Inside the bag, you will find a brief introduction to the topic. The information was interesting and we did learn things we hadn't learned last year during our unit study. I appreciated that the study began before the attack, giving some background, and that it continued on years after the attack. It gave us a nice overall look at the attack on Pearl Harbor. But some lessons were shorter than others, and those left me wanting for more. I would love to see more details. However, the info sheet does include web-links for further study.
Along with the lesson is a worksheet. The worksheet is a nice way to see how much your child learned from the lesson. It gives us a chance to put the lesson into action. For example, in the 1st module titled "Before Becoming a Base," students will measure pictures of pearls. In the 5th module titled "Day After the Attack," students read articles from the day after the attack and note which ones gave opinions and which ones gave just the facts.
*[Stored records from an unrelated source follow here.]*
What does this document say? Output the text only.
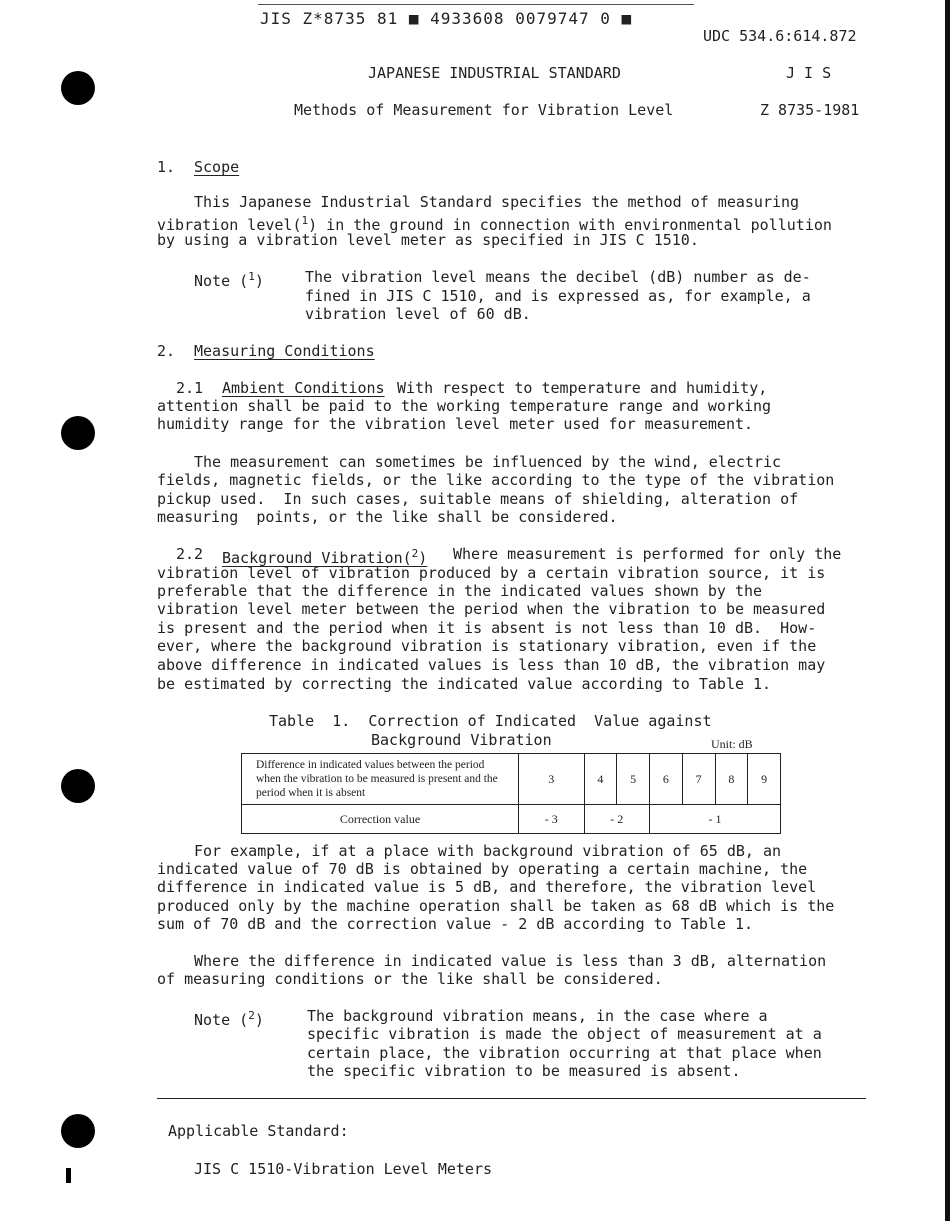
JIS Z*8735 81 ■ 4933608 0079747 0 ■
UDC 534.6:614.872
JAPANESE INDUSTRIAL STANDARD	J I S
Methods of Measurement for Vibration Level	Z 8735-1981
1. Scope
This Japanese Industrial Standard specifies the method of measuring
vibration level($^1$) in the ground in connection with environmental pollution
by using a vibration level meter as specified in JIS C 1510.
Note ($^1$)	The vibration level means the decibel (dB) number as de-
fined in JIS C 1510, and is expressed as, for example, a
vibration level of 60 dB.
2. Measuring Conditions
2.1 Ambient Conditions With respect to temperature and humidity,
attention shall be paid to the working temperature range and working
humidity range for the vibration level meter used for measurement.
The measurement can sometimes be influenced by the wind, electric
fields, magnetic fields, or the like according to the type of the vibration
pickup used.  In such cases, suitable means of shielding, alteration of
measuring  points, or the like shall be considered.
2.2 Background Vibration($^2$) Where measurement is performed for only the
vibration level of vibration produced by a certain vibration source, it is
preferable that the difference in the indicated values shown by the
vibration level meter between the period when the vibration to be measured
is present and the period when it is absent is not less than 10 dB.  How-
ever, where the background vibration is stationary vibration, even if the
above difference in indicated values is less than 10 dB, the vibration may
be estimated by correcting the indicated value according to Table 1.
Table  1.  Correction of Indicated  Value against
Background Vibration	Unit: dB
Difference in indicated values between the period when the vibration to be measured is present and the period when it is absent	3	4	5	6	7	8	9
Correction value	- 3	- 2		- 1			
For example, if at a place with background vibration of 65 dB, an
indicated value of 70 dB is obtained by operating a certain machine, the
difference in indicated value is 5 dB, and therefore, the vibration level
produced only by the machine operation shall be taken as 68 dB which is the
sum of 70 dB and the correction value - 2 dB according to Table 1.
Where the difference in indicated value is less than 3 dB, alternation
of measuring conditions or the like shall be considered.
Note ($^2$)	The background vibration means, in the case where a
specific vibration is made the object of measurement at a
certain place, the vibration occurring at that place when
the specific vibration to be measured is absent.
Applicable Standard:
JIS C 1510-Vibration Level Meters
Then they will do some journalism of their own, again some with just the facts and some including opinions.
Each lesson, or module, also includes an activity. Putting a deck of cards (featuring noteworthy events during the attack) into timeline order was probably my daughters' favorite. There were also activities such as a game similar to "Go Fish" using a deck of cards featuring endangered animals. One activity was using copies of actual newspaper headlines to answer a variety of questions. My girls would have enjoyed this activity and were looking forward to trying it out. But many of the copies had print so tiny and blurry, that we could barely read more than the headlines. Since we couldn't read the articles, we weren't able to answer the questions. But just looking at the print copies from the day after the bombing was a history lesson, in and of itself.
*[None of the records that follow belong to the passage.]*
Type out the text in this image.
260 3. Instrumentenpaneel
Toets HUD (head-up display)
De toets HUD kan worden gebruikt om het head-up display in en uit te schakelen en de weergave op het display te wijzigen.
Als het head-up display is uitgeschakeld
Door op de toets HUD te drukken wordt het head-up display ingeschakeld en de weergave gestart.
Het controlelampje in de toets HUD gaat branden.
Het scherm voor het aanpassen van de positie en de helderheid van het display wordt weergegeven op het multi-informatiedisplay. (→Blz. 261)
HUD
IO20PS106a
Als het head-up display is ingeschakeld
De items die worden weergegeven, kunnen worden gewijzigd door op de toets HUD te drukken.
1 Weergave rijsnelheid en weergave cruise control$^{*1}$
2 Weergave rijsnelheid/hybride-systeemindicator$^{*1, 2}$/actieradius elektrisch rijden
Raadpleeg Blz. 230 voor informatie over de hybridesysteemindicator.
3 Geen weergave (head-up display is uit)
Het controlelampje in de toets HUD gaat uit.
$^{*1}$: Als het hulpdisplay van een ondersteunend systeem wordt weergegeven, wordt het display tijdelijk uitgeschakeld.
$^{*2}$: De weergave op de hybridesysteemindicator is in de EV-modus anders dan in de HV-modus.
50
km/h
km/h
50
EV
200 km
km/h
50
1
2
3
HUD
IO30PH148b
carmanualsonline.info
The included materials, such as the newspaper copies, truly are a history lesson. These were some of the most enjoyable parts of the study. Seeing a copy of President Roosevelt's marked-up speech for Congress. Looking over articles from across the nation printed on December 8, 1941. Actual photos from Pearl Harbor on the back of activity cards. I like that the company included so many visual aids, in addition to the included web-links.
My daughters did mention that a lot of the activities seemed very similar, just being variations of card games. Although the cards were colorful and interesting, it kind of seemed repetitive. I don't think this is a big deal. It is just one part of the bigger picture...including worksheets, web-links, and extra research and assignments. But that being said, I do think it would be nice to add a few extra hands-on activities (not card related).
Box of I.D.E.As is an interesting idea and a creative product. It makes history easier to teach and more fun to learn. The worksheets, the web-links, the activities. It is very hands-on and user friendly.
Disclaimer: I received this product free of charge, as part of the Schoolhouse Review Crew. The above is just my opinion. Please remember that opinions may, and do, vary.